Diese Initiative macht auf die Bedeutung von Verbindungskorridoren aufmerksam und ermutigt Hausbesitzer und Gemeinden, gezielt Lebensräume zu schaffen oder zu erhalten, die für Igel geeignet sind. Das ehrenamtliche Engagement der Bevölkerung ist dabei ein entscheidender Faktor, um die Lebensräume der Igel sowohl in städtischen als auch ländlichen Gebieten zu verbessern. Der Status des Igels als gefährdete Art in Großbritannien verdeutlicht die Dringlichkeit des Handelns. Veränderte Landwirtschaftspraktiken, zunehmende Bodenversiegelung und Straßenverkehr wirken sich negativ auf ihre Lebensbedingungen aus. Ohne gezielte Schutzmaßnahmen könnte der Igel in Zukunft stark vom Aussterben bedroht sein.
Die Kartierung und detaillierte Analyse urbaner und ländlicher Bestände bieten neue Chancen, gezielt geeignete Maßnahmen zu entwickeln und umzusetzen. Darüber hinaus eröffnet die interdisziplinäre Zusammenarbeit zwischen Biologen, Datenwissenschaftlern und Künstlicher Intelligenz neue Wege, um den Schutz in einem landesweiten Kontext wissenschaftlich abzusichern.
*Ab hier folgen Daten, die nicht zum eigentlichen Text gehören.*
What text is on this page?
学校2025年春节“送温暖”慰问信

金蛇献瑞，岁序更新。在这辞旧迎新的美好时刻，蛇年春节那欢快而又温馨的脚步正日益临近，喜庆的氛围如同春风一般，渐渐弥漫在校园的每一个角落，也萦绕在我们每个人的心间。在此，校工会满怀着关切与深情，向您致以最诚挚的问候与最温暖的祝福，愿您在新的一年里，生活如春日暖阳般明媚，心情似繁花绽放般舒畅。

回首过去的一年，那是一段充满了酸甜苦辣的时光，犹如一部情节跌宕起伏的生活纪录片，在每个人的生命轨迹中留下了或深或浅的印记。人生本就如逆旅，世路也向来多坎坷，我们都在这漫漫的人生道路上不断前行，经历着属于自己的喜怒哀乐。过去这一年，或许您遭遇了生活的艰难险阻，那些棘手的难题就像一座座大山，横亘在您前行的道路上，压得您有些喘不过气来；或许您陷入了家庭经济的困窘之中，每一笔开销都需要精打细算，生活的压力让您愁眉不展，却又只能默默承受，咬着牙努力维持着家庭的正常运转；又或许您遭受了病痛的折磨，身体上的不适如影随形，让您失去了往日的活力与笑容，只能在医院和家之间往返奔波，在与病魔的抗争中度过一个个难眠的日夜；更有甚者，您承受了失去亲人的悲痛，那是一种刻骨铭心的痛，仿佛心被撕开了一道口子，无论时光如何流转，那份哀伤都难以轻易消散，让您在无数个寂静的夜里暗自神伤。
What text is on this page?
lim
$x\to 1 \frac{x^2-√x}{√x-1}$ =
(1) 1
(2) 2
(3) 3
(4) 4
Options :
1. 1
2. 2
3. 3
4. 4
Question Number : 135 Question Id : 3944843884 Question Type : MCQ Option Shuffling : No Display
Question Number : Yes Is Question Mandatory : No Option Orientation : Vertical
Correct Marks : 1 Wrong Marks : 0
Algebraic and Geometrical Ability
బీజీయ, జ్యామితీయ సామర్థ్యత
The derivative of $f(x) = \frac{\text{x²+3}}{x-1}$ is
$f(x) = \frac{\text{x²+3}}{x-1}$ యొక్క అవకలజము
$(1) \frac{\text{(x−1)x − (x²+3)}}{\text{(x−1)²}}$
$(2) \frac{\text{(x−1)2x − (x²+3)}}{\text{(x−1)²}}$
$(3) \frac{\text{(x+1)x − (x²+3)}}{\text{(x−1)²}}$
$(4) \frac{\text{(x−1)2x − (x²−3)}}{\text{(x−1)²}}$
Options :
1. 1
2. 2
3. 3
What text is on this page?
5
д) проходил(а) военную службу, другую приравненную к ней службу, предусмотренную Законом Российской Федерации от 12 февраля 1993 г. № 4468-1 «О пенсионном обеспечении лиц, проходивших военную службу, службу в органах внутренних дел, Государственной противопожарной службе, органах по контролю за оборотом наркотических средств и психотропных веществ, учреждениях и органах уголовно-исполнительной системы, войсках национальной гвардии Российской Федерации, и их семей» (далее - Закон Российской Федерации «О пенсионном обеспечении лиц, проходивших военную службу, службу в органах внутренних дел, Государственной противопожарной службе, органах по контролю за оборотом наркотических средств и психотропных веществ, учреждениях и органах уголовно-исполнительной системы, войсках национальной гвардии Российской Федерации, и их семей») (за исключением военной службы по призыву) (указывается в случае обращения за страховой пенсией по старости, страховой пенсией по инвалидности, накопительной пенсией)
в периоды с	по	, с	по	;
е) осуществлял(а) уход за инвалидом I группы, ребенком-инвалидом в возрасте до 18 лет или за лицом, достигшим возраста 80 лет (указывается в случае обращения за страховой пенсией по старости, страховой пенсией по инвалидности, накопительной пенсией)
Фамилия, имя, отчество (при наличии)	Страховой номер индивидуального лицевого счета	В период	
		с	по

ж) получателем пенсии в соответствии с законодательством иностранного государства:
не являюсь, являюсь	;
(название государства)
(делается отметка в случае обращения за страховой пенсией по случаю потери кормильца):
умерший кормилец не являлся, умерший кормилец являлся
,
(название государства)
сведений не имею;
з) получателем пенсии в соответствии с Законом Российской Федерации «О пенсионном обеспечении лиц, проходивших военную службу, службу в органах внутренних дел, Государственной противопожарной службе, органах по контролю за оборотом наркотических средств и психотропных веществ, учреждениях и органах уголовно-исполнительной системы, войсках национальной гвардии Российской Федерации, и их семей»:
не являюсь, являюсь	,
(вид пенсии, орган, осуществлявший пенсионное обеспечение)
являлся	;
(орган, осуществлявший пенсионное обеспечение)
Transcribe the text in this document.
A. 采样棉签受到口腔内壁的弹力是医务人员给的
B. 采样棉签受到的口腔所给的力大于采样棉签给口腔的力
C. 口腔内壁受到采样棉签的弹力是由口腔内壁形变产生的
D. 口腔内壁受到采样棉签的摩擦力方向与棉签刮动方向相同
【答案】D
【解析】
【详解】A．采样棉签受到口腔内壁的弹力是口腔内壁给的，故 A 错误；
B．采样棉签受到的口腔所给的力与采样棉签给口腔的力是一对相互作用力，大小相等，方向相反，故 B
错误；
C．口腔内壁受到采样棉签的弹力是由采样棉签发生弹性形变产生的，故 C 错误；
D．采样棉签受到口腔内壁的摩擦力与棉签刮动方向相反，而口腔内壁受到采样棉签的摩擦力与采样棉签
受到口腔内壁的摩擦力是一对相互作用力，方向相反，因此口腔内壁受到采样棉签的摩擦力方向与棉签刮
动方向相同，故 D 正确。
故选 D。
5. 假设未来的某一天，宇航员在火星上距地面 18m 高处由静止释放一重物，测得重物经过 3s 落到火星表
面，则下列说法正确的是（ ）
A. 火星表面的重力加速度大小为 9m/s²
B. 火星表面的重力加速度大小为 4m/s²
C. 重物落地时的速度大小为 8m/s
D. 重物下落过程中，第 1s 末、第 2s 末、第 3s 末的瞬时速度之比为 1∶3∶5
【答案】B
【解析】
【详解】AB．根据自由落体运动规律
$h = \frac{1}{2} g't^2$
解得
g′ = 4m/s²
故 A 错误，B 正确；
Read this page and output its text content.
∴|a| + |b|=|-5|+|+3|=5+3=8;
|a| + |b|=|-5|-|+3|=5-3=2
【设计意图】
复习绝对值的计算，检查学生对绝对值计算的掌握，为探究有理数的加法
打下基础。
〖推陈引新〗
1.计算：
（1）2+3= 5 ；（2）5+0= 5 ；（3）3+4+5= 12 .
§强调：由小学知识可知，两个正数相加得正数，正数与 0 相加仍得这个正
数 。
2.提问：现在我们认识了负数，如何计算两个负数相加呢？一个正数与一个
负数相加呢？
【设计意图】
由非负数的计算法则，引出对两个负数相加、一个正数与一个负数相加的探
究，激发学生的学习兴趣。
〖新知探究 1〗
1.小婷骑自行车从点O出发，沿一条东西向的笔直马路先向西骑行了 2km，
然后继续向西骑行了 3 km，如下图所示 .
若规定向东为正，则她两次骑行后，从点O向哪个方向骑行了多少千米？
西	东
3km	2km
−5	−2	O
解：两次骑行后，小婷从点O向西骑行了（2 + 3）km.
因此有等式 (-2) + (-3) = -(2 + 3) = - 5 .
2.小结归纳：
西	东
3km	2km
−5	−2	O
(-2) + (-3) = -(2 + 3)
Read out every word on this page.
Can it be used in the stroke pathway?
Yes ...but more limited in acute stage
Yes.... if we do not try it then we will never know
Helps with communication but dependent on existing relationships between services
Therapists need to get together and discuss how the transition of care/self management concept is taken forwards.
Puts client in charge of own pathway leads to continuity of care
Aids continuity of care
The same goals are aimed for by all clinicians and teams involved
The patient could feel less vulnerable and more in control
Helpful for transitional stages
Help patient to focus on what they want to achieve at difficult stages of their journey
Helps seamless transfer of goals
Spatial explizite Modellierungen ermöglichen eine präzisere Vorhersage der Entwicklung der Igelpopulationen und helfen, den Einfluss von Umweltfaktoren besser zu verstehen. So können Naturschutzmaßnahmen effektiver gestaltet und auf tatsächliche Bedürfnisse abgestimmt werden. Zusammenfassend zeigt das Projekt zur Kartierung urbaner und ländlicher Igelpopulationen in Großbritannien, wie modernste Technologie und konsequentes Monitoring Hand in Hand gehen, um bedrohte Arten zu schützen.
Die Kombination aus GPS-Daten, detailreichen Habitatkarten und offenen Geodaten stellt eine wertvolle Grundlage dafür dar, Schutzstrategien zu optimieren und die Zukunft des britischen Igels zu sichern. Die Erkenntnisse dieser Forschung sind darüber hinaus wegweisend für andere europäische Länder, die ähnliche Herausforderungen bei der Erhaltung des Igels und anderer Kleinsäugerbewältigen müssen. Gerade die Verbindung von Praxis und Wissenschaft zeigt, dass aktiver Naturschutz – vor allem im Zusammenspiel von urbanen und ländlichen Gebieten – nur durch gemeinsame Anstrengungen erfolgreich sein kann. Die kommenden Jahre werden zeigen, wie diese Arbeit weiter voranschreitet und wie wir als Gesellschaft davon profitieren können, eine der charmantesten Bewohner unserer Umwelt zu bewahren.